Erano successe tante
cose belle, nel suo percorso, dopo, e poi arrivò Robert, con la sua spavalda ed
affascinante voglia di rivalsa, pienamente riuscita, anche grazie all’inglese,
di cui si innamorò perdutamente.
Cavalcarlo, tenendosi
alla spalliera massiccia e scura, fu per Robert l’ennesima rivincita, ma la
malattia era subdola, cattiva.
I suoi muscoli
dolevano, anche in punti, che mai gli avevano dato noia.
Ancora pochi
movimenti ed anche ciò che aveva dentro, iniziò a fargli male, un male
insopportabile: provò a resistere, a proseguire, guardando Jude, che trasudava
estasi e gratitudine.
Robert si piegò a
baciarlo, ma non vi era nulla di sensuale, anzi, ad entrambi sembrò una spiga
di grano, che si fletteva nel vento, oppressa da una forza devastante e
maligna.
L’attore scoppiò in
lacrime e Law si spaventò.
“Tesoro …!”
Uscì piano da lui, ma
fu tremendo e lacerante, nonostante la cura con cui Jude lo fece, capendo
immediatamente la ragione delle espressioni, che stavano segnando dolorosamente
il viso del compagno.
“Mio Dio …” – gemette
Robert, accasciandosi di lato.
Law lo avvolse amorevole
– “Vuoi che chiami qualcuno?

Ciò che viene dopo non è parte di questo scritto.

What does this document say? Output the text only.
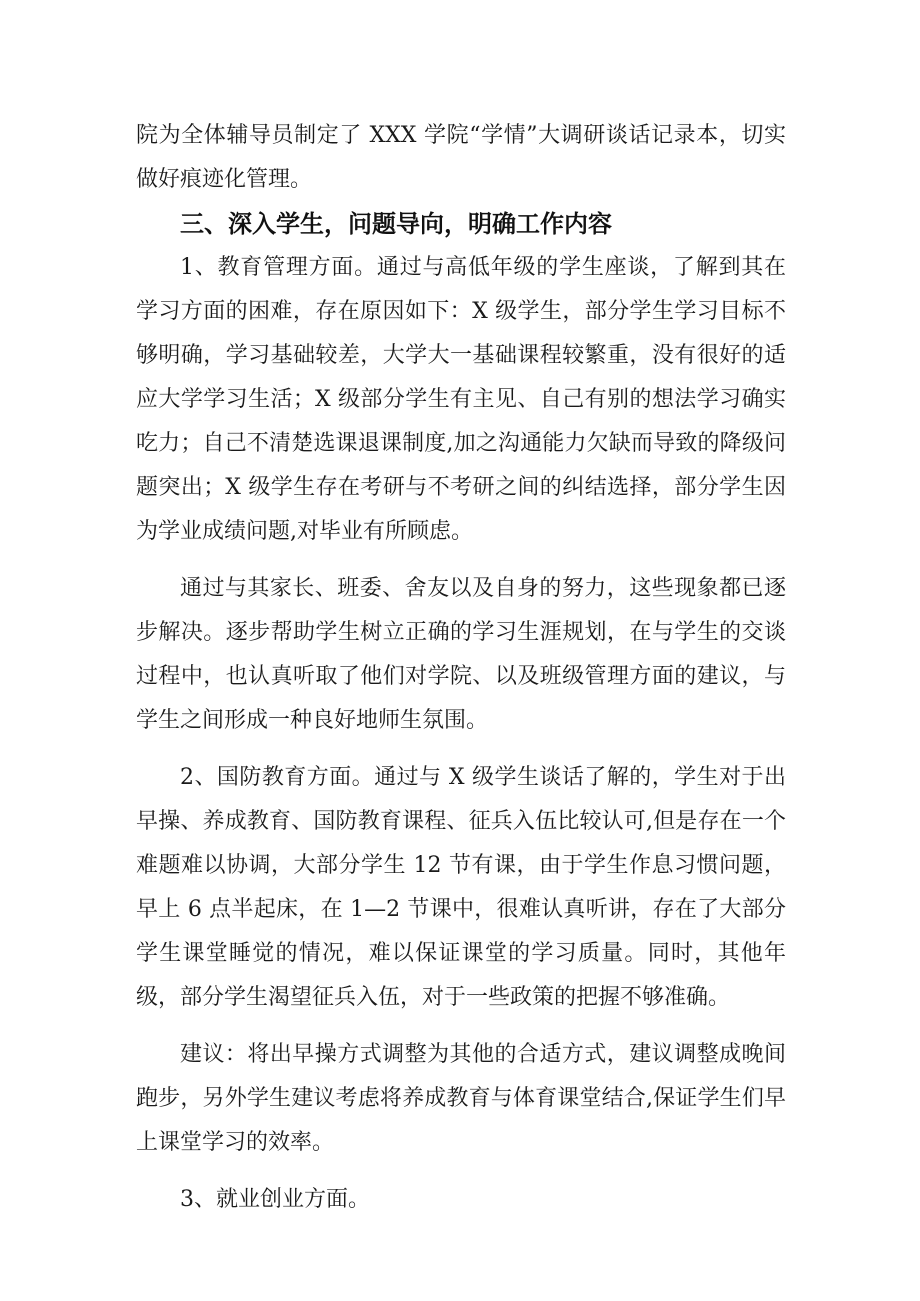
院为全体辅导员制定了 XXX 学院“学情”大调研谈话记录本，切实做好痕迹化管理。

三、深入学生，问题导向，明确工作内容

1、教育管理方面。通过与高低年级的学生座谈，了解到其在学习方面的困难，存在原因如下：X 级学生，部分学生学习目标不够明确，学习基础较差，大学大一基础课程较繁重，没有很好的适应大学学习生活；X 级部分学生有主见、自己有别的想法学习确实吃力；自己不清楚选课退课制度,加之沟通能力欠缺而导致的降级问题突出；X 级学生存在考研与不考研之间的纠结选择，部分学生因为学业成绩问题,对毕业有所顾虑。

通过与其家长、班委、舍友以及自身的努力，这些现象都已逐步解决。逐步帮助学生树立正确的学习生涯规划，在与学生的交谈过程中，也认真听取了他们对学院、以及班级管理方面的建议，与学生之间形成一种良好地师生氛围。

2、国防教育方面。通过与 X 级学生谈话了解的，学生对于出早操、养成教育、国防教育课程、征兵入伍比较认可,但是存在一个难题难以协调，大部分学生 12 节有课，由于学生作息习惯问题，早上 6 点半起床，在 1—2 节课中，很难认真听讲，存在了大部分学生课堂睡觉的情况，难以保证课堂的学习质量。同时，其他年级，部分学生渴望征兵入伍，对于一些政策的把握不够准确。

建议：将出早操方式调整为其他的合适方式，建议调整成晚间跑步，另外学生建议考虑将养成教育与体育课堂结合,保证学生们早上课堂学习的效率。

3、就业创业方面。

Mason oppure”
“No … No, rimani qui …
Ho solo bisogno di … respirare e di te, Jude … Mi dispiace, mi dispiace così
tanto” – singhiozzò con pudore, come se si vergognasse persino di esistere.
Quel mondo rigettava
i suoi desideri, le sue aspirazioni, la sua rinascita.
“Io sono qui Robert …
E ti amo da impazzire” – lo strinse maggiormente, vedendo che si stava
rilassando a poco a poco.
“Ho … ho freddo”
“Prendo una coperta,
torno subito cucciolo”
Jude si precipitò nel
corridoio, dove aveva notato un cassettone per la biancheria e fortunatamente
trovò ciò che stava cercando.
Tornò da Robert,
trovandolo assopito ed avvinghiato al cuscino.
Si rannicchiò,
aderendo al suo corpo gracile, sotto quella coltre e non si sarebbe mosso,
anche se faceva un caldo quasi torrido; spense infatti anche il condizionatore.
Avrebbe fatto
qualsiasi cosa per lui: se lo ripeteva di continuo, come un mantra, al quale
aggrapparsi nei momenti più duri, proprio come quello attuale.
Colin si avvicinò ai
gazebo, portando una bottiglia di champagne ghiacciato.
Geffen quando lo
vide, rimase interdetto.
“Ciao … Benvenuto,
non sapevo che saresti passato”
“Spero di non
disturbare” – replicò esitante l’irlandese.
“Affatto, mi fa
piacere vederti: come sta Jared?”
“Rimane in ospedale,
per stanotte”
“Come mai?” – chiese preoccupato
Glam.
“Jim gli ha
somministrato un sedativo, ha avuto una crisi di panico, ma l’abbiamo risolta
subito, anche grazie a Tom”
Kevin li raggiunse,
capendo che c’era qualche problema.
Farrell gli fece la
stessa cronaca dei fatti, andandosi poi ad accomodare con loro, sopra a dei
materassini, piazzati intorno ad una tavola ancora imbandita.
“Hai appetito?” –
domandò Pamela e Colin annuì.
“Vuoi un po’ della
mia paella?”
“Sì, grazie Pam … Come
stai?”
“Bene, domani
facciamo il primo monitoraggio a questo guapito, come direbbe Xavier”
Farrell sorrise
partecipe: l’arrivo di un bimbo lo coinvolgeva costantemente a livello emotivo.
Tim gli versò da
bere, mentre Vassily e Peter, facevano giocare Drake, Lula e Camilla.
“Tornare alla End
House, senza Jared, stasera … Mi è sembrato così penoso” – disse costernato.
Kevin gli massaggiò
la schiena, con affetto – “Noi siamo una famiglia … sgangherata fin che vuoi,
ma nessuno potrà mai disgregarci”
Colin tirò su dal
naso, commuovendosi – “I bambini cercano sempre Jay, lui è capace di sedare
qualunque pianto o capriccio … E’ un papà fantastico”
Le sue riflessioni
andavano a ruota libera, mentre gli amici lo ascoltavano attenti ed alleviavano
la sua malinconia, in un silenzio colmo di significati, dove la voce di Farrell
sembrava disegnare arabeschi vividi, della stessa consistenza dei sogni eppure
così concreti, così unici.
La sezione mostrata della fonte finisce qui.